The main barriers to accepting all qualified students are insufficient faculty, clinical placement sites, classroom space—and budget cuts, the study said.
Meanwhile, the lack of nurse educators compounds a shortage that only seems to be worsening, as the American Health Care Association pointed out this week. Its 2007 Nursing Position Vacancy and Turnover Study found that 1 in 6 registered nurse positions in long-term care facilities went vacant in 2007. That is nearly 6,000 more vacant positions than in 2002. Also, nearly 110,000 full-time equivalent healthcare personnel were needed to fill vacant nursing positions in long-term care facilities nationwide.

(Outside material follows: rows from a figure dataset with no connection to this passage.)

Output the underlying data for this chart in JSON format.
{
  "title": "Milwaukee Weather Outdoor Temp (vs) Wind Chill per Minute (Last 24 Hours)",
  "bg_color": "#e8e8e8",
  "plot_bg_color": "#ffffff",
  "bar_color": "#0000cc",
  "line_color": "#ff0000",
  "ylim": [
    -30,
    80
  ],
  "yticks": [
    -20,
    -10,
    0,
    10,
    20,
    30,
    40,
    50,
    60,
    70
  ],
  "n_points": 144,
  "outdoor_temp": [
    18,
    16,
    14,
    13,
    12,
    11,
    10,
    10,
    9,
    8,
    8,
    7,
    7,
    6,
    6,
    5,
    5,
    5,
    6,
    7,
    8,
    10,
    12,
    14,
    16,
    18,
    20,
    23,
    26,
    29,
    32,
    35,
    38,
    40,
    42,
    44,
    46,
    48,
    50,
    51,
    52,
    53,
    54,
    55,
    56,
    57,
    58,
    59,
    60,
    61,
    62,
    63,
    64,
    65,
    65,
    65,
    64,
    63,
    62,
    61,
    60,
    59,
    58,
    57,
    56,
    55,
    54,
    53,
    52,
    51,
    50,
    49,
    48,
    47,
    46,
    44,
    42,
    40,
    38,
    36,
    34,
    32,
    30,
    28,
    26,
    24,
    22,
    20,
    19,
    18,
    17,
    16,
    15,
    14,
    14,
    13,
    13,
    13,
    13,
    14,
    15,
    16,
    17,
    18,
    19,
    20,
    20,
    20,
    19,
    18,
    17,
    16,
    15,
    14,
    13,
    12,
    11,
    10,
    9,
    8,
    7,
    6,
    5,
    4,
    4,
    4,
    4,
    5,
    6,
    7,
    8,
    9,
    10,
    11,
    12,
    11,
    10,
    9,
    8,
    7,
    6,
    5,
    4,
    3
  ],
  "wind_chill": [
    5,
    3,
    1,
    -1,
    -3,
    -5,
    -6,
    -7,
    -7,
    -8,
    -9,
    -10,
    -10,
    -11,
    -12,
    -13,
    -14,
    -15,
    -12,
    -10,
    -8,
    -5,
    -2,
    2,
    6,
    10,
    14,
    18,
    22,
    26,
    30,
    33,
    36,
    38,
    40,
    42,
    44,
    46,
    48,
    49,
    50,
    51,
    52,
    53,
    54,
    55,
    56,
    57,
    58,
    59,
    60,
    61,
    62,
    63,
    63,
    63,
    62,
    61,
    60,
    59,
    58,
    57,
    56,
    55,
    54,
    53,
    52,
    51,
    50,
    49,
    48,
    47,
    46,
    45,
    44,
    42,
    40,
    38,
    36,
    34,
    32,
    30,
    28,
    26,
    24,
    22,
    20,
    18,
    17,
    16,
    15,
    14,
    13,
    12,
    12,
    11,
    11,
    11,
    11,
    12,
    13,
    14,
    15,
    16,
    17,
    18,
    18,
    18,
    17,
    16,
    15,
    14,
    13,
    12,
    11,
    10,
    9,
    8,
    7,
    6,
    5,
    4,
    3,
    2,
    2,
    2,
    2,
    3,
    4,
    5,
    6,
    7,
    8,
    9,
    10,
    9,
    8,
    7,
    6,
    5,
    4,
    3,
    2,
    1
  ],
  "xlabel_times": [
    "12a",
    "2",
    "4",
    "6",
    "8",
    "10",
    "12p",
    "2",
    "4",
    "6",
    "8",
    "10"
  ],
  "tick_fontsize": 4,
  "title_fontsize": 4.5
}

“Funding and expanding training programs to ensure a large, well-trained labor pool are essential to growing our workforce,” said Bruce Yarwood, president and chief executive officer of the American Health Care Association.
Both AHCA and AACN are looking to Congress for funding to boost nurse education programs and professional development, and to induce reforms allowing states to hire, train and retain direct care workers.
We’ve known about the nursing shortage for years. So enough talk. It’s time for Congress and the nursing profession to get to work.